The online editor-in-chief of French financial daily Les Echos has described how a steady stream of analytics data is helping journalists do their job – and even having an impact on what appears in the print edition.

LesEchos.fr editor-in-chief François Bourboulon said the site had taken analytics seriously in the past three years. Before this time:

There was little data given to the news staff about the most read stories on the website. We have tried to change that.

We have introduced analytics and data almost everywhere and at every moment of the day. We use it as a tool for site management and also as a tool for staff management – trying to help them appropriate the website.

Bourboulon said the access to reader data had not necessarily changed the site’s editorial strategy, but “it has had an impact from time to time”.

As a specialised media we mostly know what our audience is interested in – business and finance. We use analytics to confirm our choices and see if what we have decided was a big issue – to confirm that we made a good choice. Logging into Bons Casino is a quick and easy process. All you need to do is enter your username and password and you’re ready to start playing your favorite online casino games. With a safe and secure Bons casino login process, your personal information remains confidential and your gaming experience is worry-free.

It has changed a bit the journalistic formats we use. We know that based on what analytics tell us, we know which ones will be better as a very short piece, or an interview, or a slideshow. Analytics can show us what’s the best way to explore an issue.

What’s most surprising is analytics have helped us sometimes change our editors’ strategy in the print newspaper. Sometimes in the afternoon when we have our news meeting about what we’re going to put on the front page of the paper, all the editors are having a look at what’s hot on the site.

Dennis Mortensen, the founder and chief executive of real time newsroom analytics provider Visual Revenue said: “I think you can predict demand” – and said analytics was being used by some news organisations to make very subtle changes to story placement on a site that journalists would never have considered doing beforehand.
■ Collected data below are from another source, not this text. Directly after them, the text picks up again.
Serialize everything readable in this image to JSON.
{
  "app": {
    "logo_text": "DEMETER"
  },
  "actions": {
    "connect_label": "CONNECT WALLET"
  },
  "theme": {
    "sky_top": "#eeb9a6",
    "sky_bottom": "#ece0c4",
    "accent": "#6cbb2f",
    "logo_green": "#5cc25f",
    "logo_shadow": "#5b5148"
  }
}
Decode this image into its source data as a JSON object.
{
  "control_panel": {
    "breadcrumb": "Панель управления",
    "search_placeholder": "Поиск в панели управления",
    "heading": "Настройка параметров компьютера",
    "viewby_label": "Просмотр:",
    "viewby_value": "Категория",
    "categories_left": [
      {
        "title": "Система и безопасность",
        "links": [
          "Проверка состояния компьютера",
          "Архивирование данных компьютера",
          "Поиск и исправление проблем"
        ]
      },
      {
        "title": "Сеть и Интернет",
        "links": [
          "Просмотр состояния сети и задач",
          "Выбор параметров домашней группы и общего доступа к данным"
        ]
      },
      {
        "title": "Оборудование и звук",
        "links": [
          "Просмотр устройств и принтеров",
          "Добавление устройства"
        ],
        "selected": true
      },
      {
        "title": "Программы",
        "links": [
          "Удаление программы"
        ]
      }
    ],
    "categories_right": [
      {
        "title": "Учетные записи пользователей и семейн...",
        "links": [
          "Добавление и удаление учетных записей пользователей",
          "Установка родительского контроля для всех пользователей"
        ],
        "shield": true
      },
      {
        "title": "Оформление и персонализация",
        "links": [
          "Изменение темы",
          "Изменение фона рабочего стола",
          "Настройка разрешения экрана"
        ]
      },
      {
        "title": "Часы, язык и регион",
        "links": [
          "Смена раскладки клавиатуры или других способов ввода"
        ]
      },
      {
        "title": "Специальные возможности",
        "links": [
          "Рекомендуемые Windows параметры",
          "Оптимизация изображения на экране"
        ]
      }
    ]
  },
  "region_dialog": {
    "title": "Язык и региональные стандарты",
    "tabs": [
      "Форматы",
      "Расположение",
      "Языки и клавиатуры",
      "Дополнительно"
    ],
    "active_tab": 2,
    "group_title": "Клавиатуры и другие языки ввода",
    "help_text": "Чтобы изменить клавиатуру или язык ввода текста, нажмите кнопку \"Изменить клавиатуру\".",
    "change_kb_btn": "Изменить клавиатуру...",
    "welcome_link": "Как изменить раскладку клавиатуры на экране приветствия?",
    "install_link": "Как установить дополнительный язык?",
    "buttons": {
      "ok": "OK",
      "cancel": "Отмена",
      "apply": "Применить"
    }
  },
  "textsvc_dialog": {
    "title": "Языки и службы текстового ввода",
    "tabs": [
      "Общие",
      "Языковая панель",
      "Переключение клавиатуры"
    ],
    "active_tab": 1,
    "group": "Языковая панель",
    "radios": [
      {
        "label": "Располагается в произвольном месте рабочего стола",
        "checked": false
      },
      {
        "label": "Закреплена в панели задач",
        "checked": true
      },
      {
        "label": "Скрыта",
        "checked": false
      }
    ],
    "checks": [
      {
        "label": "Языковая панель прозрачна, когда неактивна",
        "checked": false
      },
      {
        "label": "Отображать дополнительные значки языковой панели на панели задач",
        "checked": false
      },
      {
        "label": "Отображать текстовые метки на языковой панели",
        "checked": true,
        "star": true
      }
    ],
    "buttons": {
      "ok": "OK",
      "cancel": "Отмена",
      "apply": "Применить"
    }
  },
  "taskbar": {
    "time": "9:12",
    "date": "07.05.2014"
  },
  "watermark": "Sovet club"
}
He said they were being “empowered by data”.

#GEN2012 Ethical lessons learnt from covering the Norwegian massacre

Last summer’s Oslo bombing and massacre brought up a “wide array of ethical dilemmas” for Norwegian broadcaster TV2 – whose news editor admits that they did not get everything right.

Nicklas Lysvag told the News World Summit in Paris that the channel had carried out a major review of how it handled the story, making an internal documentary based on interviews with the journalists most involved on the day.

He said he believed that the Norwegian media as a whole had gained trust from the public as a result of its responsible handling of the story.

TV2 deliberately withheld information in the early stages of the unfolding story to avoid worsening the situation for anxious parents awaiting news of their children.

It was a challenge. There was a huge demand for information. We knew a lot of stuff that was never reported on the day. The ethical choices came at us at a furious pace.

We knew more than we could broadcast and more than we could tell these parents that were looking for their kids. In a normal situation, we had good enough sources to tell our viewers that there are at least 50 dead but we waited. We could have gone out and said at least 50 – but we waited for the authorities. Most of Norway didn’t know the extent of this until four o’clock in the morning.

We have a lot of footage that we have not published. The same kind of pictures which Paris Match published last week which led to an outcry in Norway. Every parent knows exactly where their child was killed – even I know the names of these people. Would we have published it if it had happened in Asia or Africa? Yes we would – that’s double standards.

We had not had one complaint from anyone who’s had interviews aired on TV2 so we must have done something right. We have never done this on this scale before and we still meet these people in the courthouse in Oslo every day because the trial is ongoing.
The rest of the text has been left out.